Task Force to Bring back the Don
- Abbreviation: TFBBD
- Formation: 1989
- Dissolved: 2010
- Type: Municipal advisory committee
- Purpose: Environmental
- Headquarters: Toronto, Ontario, Canada
- Staff: 1
- Volunteers: 20

= Task Force to Bring Back the Don =

The Task Force to Bring Back the Don was a citizen advisory committee that advised the city council of Toronto, Ontario, Canada, on issues concerning the Don River and its watershed. It consisted of up to 20 citizen members and 3 council members. It was formed in 1989 and disestablished in 2010.

==History==
On September 7, 1989, city council established the Interim Task Force on the Don River Clean-Up. The impetus for the creation of the Task Force was a public meeting held 5 months earlier on April 1, 1989 at the Ontario Science Centre attended by about 500 people who were interested in cleaning up the Don. At the time the Don River was seriously neglected and polluted. At the same time, an article entitled "Rebirth of a River" was published in the Globe and Mail newspaper that detailed the current state of the river and its issues and challenges.

In 1991, the Task Force published a book entitled Bringing Back the Don. The book detailed visions for restoration of the Don Valley potential methods for doing so.

In addition to the advisory committee, the Task Force sponsored restoration projects. These included tree plantings and wetland restorations. In 1996 the Task Force launched a major wetland restoration project called the "Demonstration Wetland". It was later renamed "Chester Springs Marsh". Two basins were excavated adjacent to the river and these periodically flood with river water.

The Task Force either created or enhanced four more wetlands in the Don Valley and another three in nearby tributary ravines.

The Task Force advised the city on environment related issues including the sewer use bylaw, road salt reduction, snow dump sites, the Wet Weather Flow Master Plan, and flood protection of the lower Don.

The Task Force also sought to create a naturalized mouth for the Don River, which empties into a concrete lined harbour waterway called the Keating Channel.

==Structure==

Members of the Task Force were appointed for a three-year term in parallel with the term of council at the time. One member was appointed as chair by the committee for the same three-year term. After 2001, the committee appointed a vice-chair who chaired meetings whenever the chair was unavailable or declared a conflict of interest during a point of discussion. Members were recruited through the city appointment process. The Task Force interviewed prospective members to ensure that they had an interest in the Don River and could participate in the goals of the committee.

The Task Force had three sub-committees called teams where individual members discussed issues in detail. The teams reported back to the Task Force once per month and tabled motions if necessary. The teams were Habitat Restoration; Policy & Planning; and Communications, Outreach, and Marketing.

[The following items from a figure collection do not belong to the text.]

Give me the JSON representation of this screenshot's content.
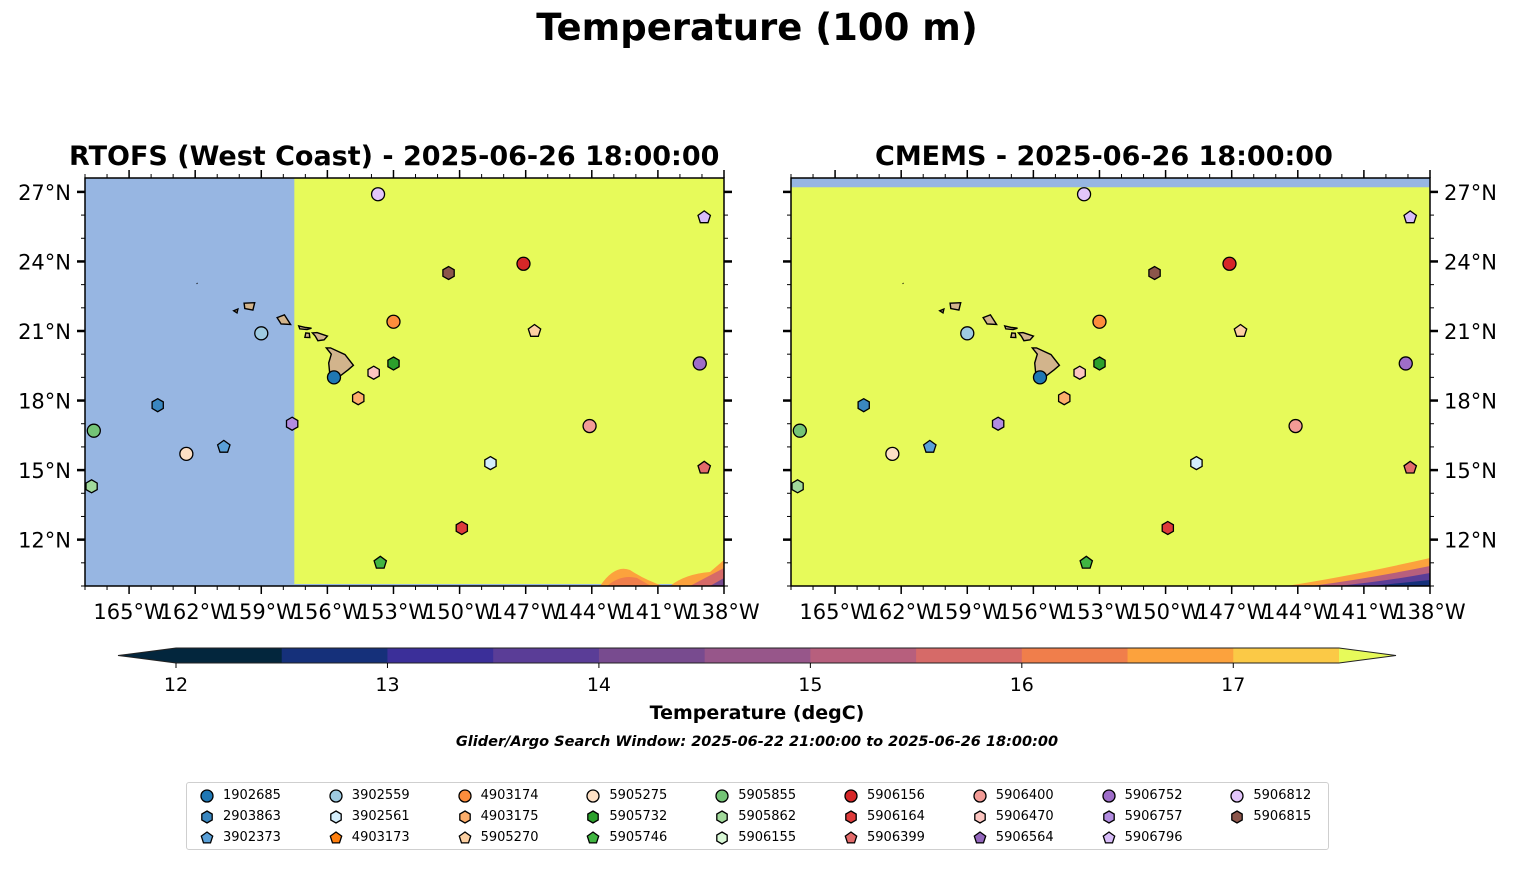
{
  "title": "Temperature (100 m)",
  "panels": [
    {
      "title": "RTOFS (West Coast) - 2025-06-26 18:00:00",
      "y_axis_side": "left",
      "nodata_left_lon": -157.5,
      "nodata_top_lat": null
    },
    {
      "title": "CMEMS - 2025-06-26 18:00:00",
      "y_axis_side": "right",
      "nodata_left_lon": null,
      "nodata_top_lat": 27.2
    }
  ],
  "colorbar": {
    "label": "Temperature (degC)",
    "ticks": [
      "12",
      "13",
      "14",
      "15",
      "16",
      "17"
    ],
    "colors": [
      "#03263d",
      "#15307a",
      "#3b2f99",
      "#5a3d97",
      "#784b8f",
      "#97568a",
      "#b75f7d",
      "#d66a68",
      "#f07e4b",
      "#fca23d",
      "#fbc946"
    ],
    "over_color": "#e7fa5a",
    "under_color": "#03263d"
  },
  "subtitle": "Glider/Argo Search Window: 2025-06-22 21:00:00 to 2025-06-26 18:00:00",
  "chart_data": {
    "type": "scatter",
    "title": "Temperature (100 m)",
    "xlim": [
      -167,
      -138
    ],
    "ylim": [
      10,
      27.6
    ],
    "x_ticks": [
      "165°W",
      "162°W",
      "159°W",
      "156°W",
      "153°W",
      "150°W",
      "147°W",
      "144°W",
      "141°W",
      "138°W"
    ],
    "y_ticks": [
      "27°N",
      "24°N",
      "21°N",
      "18°N",
      "15°N",
      "12°N"
    ],
    "legend_placement": "lower center",
    "series": [
      {
        "name": "1902685",
        "marker": "circle",
        "color": "#1f77b4",
        "lon": -155.7,
        "lat": 19.0
      },
      {
        "name": "2903863",
        "marker": "hexagon",
        "color": "#3a87c0",
        "lon": -163.7,
        "lat": 17.8
      },
      {
        "name": "3902373",
        "marker": "pentagon",
        "color": "#5aa0d8",
        "lon": -160.7,
        "lat": 16.0
      },
      {
        "name": "3902559",
        "marker": "circle",
        "color": "#9ecae1",
        "lon": -159.0,
        "lat": 20.9
      },
      {
        "name": "3902561",
        "marker": "hexagon",
        "color": "#d4eefc",
        "lon": -148.6,
        "lat": 15.3
      },
      {
        "name": "4903173",
        "marker": "pentagon",
        "color": "#ff7f0e",
        "lon": null,
        "lat": null
      },
      {
        "name": "4903174",
        "marker": "circle",
        "color": "#fd8d3c",
        "lon": -153.0,
        "lat": 21.4
      },
      {
        "name": "4903175",
        "marker": "hexagon",
        "color": "#fdae6b",
        "lon": -154.6,
        "lat": 18.1
      },
      {
        "name": "5905270",
        "marker": "pentagon",
        "color": "#fdd0a2",
        "lon": -146.6,
        "lat": 21.0
      },
      {
        "name": "5905275",
        "marker": "circle",
        "color": "#fde0c5",
        "lon": -162.4,
        "lat": 15.7
      },
      {
        "name": "5905732",
        "marker": "hexagon",
        "color": "#2ca02c",
        "lon": -153.0,
        "lat": 19.6
      },
      {
        "name": "5905746",
        "marker": "pentagon",
        "color": "#41b642",
        "lon": -153.6,
        "lat": 11.0
      },
      {
        "name": "5905855",
        "marker": "circle",
        "color": "#74c476",
        "lon": -166.6,
        "lat": 16.7
      },
      {
        "name": "5905862",
        "marker": "hexagon",
        "color": "#a1d99b",
        "lon": -166.7,
        "lat": 14.3
      },
      {
        "name": "5906155",
        "marker": "hexagon",
        "color": "#d9f8d6",
        "lon": null,
        "lat": null
      },
      {
        "name": "5906156",
        "marker": "circle",
        "color": "#d62728",
        "lon": -147.1,
        "lat": 23.9
      },
      {
        "name": "5906164",
        "marker": "hexagon",
        "color": "#de3b3b",
        "lon": -149.9,
        "lat": 12.5
      },
      {
        "name": "5906399",
        "marker": "pentagon",
        "color": "#e36b6b",
        "lon": -138.9,
        "lat": 15.1
      },
      {
        "name": "5906400",
        "marker": "circle",
        "color": "#f29b96",
        "lon": -144.1,
        "lat": 16.9
      },
      {
        "name": "5906470",
        "marker": "hexagon",
        "color": "#fcc5c0",
        "lon": -153.9,
        "lat": 19.2
      },
      {
        "name": "5906564",
        "marker": "pentagon",
        "color": "#9467bd",
        "lon": null,
        "lat": null
      },
      {
        "name": "5906752",
        "marker": "circle",
        "color": "#9e6dc8",
        "lon": -139.1,
        "lat": 19.6
      },
      {
        "name": "5906757",
        "marker": "hexagon",
        "color": "#b28ce0",
        "lon": -157.6,
        "lat": 17.0
      },
      {
        "name": "5906796",
        "marker": "pentagon",
        "color": "#d8bcf9",
        "lon": -138.9,
        "lat": 25.9
      },
      {
        "name": "5906812",
        "marker": "circle",
        "color": "#e3c6fb",
        "lon": -153.7,
        "lat": 26.9
      },
      {
        "name": "5906815",
        "marker": "hexagon",
        "color": "#8c564b",
        "lon": -150.5,
        "lat": 23.5
      }
    ]
  }
}
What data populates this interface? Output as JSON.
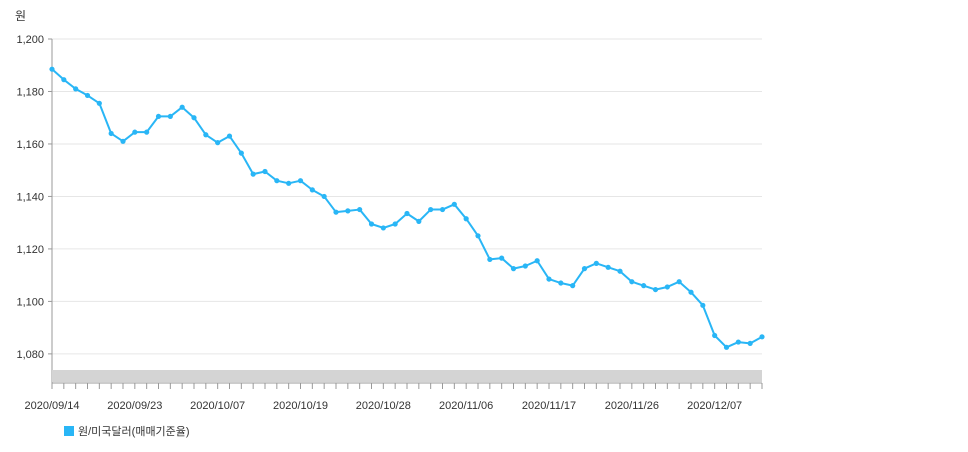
{
  "chart_data": {
    "type": "line",
    "y_unit": "원",
    "xlabel": "",
    "ylabel": "",
    "ylim": [
      1075,
      1200
    ],
    "y_ticks": [
      1080,
      1100,
      1120,
      1140,
      1160,
      1180,
      1200
    ],
    "y_tick_labels": [
      "1,080",
      "1,100",
      "1,120",
      "1,140",
      "1,160",
      "1,180",
      "1,200"
    ],
    "x_tick_labels": [
      {
        "index": 0,
        "label": "2020/09/14"
      },
      {
        "index": 7,
        "label": "2020/09/23"
      },
      {
        "index": 14,
        "label": "2020/10/07"
      },
      {
        "index": 21,
        "label": "2020/10/19"
      },
      {
        "index": 28,
        "label": "2020/10/28"
      },
      {
        "index": 35,
        "label": "2020/11/06"
      },
      {
        "index": 42,
        "label": "2020/11/17"
      },
      {
        "index": 49,
        "label": "2020/11/26"
      },
      {
        "index": 56,
        "label": "2020/12/07"
      }
    ],
    "grid": true,
    "legend_position": "bottom-left",
    "series": [
      {
        "name": "원/미국달러(매매기준율)",
        "color": "#29b6f6",
        "values": [
          1188.5,
          1184.5,
          1181,
          1178.5,
          1175.5,
          1164,
          1161,
          1164.5,
          1164.5,
          1170.5,
          1170.5,
          1174,
          1170,
          1163.5,
          1160.5,
          1163,
          1156.5,
          1148.5,
          1149.5,
          1146,
          1145,
          1146,
          1142.5,
          1140,
          1134,
          1134.5,
          1135,
          1129.5,
          1128,
          1129.5,
          1133.5,
          1130.5,
          1135,
          1135,
          1137,
          1131.5,
          1125,
          1116,
          1116.5,
          1112.5,
          1113.5,
          1115.5,
          1108.5,
          1107,
          1106,
          1112.5,
          1114.5,
          1113,
          1111.5,
          1107.5,
          1106,
          1104.5,
          1105.5,
          1107.5,
          1103.5,
          1098.5,
          1087,
          1082.5,
          1084.5,
          1084,
          1086.5
        ]
      }
    ]
  }
}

The Task Force had the support of some city staff who were more or less dedicated to Task Force business. The city clerk's office assigned a person who sent out a printed agenda and took minutes during the monthly meetings. Another employee in the Planning Department assisted with editing the newsletter which was produced twice per year, website updates, and other Task Force material including educational material.

To support the Task Force's restoration initiatives, there was an employee in the city's Parks and Forestry department who was responsible for projects in the Lower Don. Originally the person was hired specifically for the Task Force but the position evolved to include other similar responsibilities.